Working with the chicken model of ovarian cancer also provides the opportunity for large scale dietary intervention studies at relatively little cost. In order to obtain statistically significant data on dietary effects, a large number of individuals in each diet group have to be studied. Reasoning that the inflammatory conditions associated with ovulation might be target for prevention, we wanted to test the effectiveness of a diet rich in omega-3 fatty acids. An effective way to increase omega-3 fatty acid consumption in hens is to feed them a diet enriched with flaxseed, the richest vegetable source of these potent, natural anti-inflammatory fats. The "omega eggs" in the dairy case of the grocery store come from hens fed flaxseed to increase omega-3s in their eggs. We were funded by the American Institute for Cancer Research (AICR) and then later by the National Center for Complementary and Alternative Medicine (an NIH institute) to explore the flaxseed diet on ovarian cancer. We conducted an initial study in which we fed several hundred old hens flaxseed for one year. We discovered many exciting things from this study. The hens maintained the same lean weight throughout the study and the flax hens had much better overall health. While over 50% of the control fed hens died of all causes combined only 20% of the flax hens died.

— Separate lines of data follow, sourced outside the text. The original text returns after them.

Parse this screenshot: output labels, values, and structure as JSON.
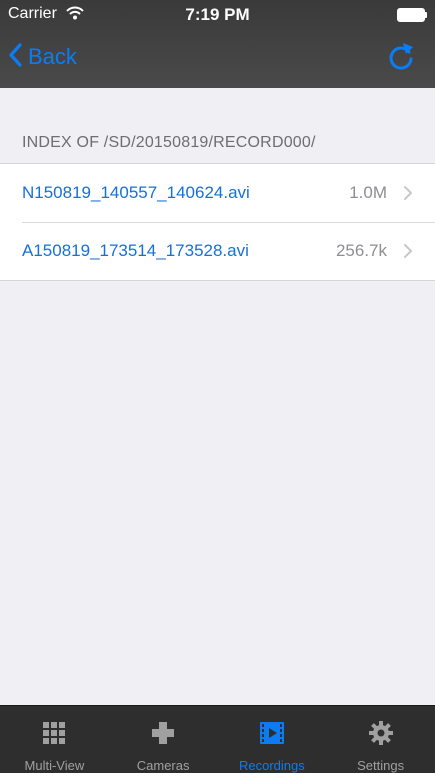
{
  "status_bar": {
    "carrier": "Carrier",
    "time": "7:19 PM"
  },
  "nav": {
    "back_label": "Back",
    "back_icon": "chevron-left-icon",
    "refresh_icon": "refresh-icon"
  },
  "section": {
    "header": "INDEX OF /SD/20150819/RECORD000/"
  },
  "files": [
    {
      "name": "N150819_140557_140624.avi",
      "size": "1.0M"
    },
    {
      "name": "A150819_173514_173528.avi",
      "size": "256.7k"
    }
  ],
  "tabs": [
    {
      "label": "Multi-View",
      "icon": "grid-icon"
    },
    {
      "label": "Cameras",
      "icon": "plus-icon"
    },
    {
      "label": "Recordings",
      "icon": "film-icon"
    },
    {
      "label": "Settings",
      "icon": "gear-icon"
    }
  ],
  "colors": {
    "accent": "#0a7df5",
    "link": "#1570d9",
    "bar": "#2e2e2e",
    "background": "#efeff4"
  }
}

But the most exciting finding was that while there was no change in cancer incidence, the flax fed hens that did have ovarian cancer mostly only had early stage disease, but the control hens had predominantly late stage disease. The flax diet significantly reduced the progression of the disease. Flaxseed not only improved the overall well being of the hens, it ameliorated the severity of ovarian cancer. This gives us great hope that we might be turn ovarian cancer into a disease that women die WITH not from. Awareness of the importance of diet rich in antioxidants and anti-inflammatory omega-3 fatty acids may be our first best hope for prevention, and suppression of this deadly disease. Ongoing studies are designed to determine which components of flaxseed in addition to the omega-3s are important in the anti-cancer actions. Studies are also examining the efficacy of fish oil derived omega-3s, as well as exploring the role of diet and metabolism in the anti-cancer actions of natural products.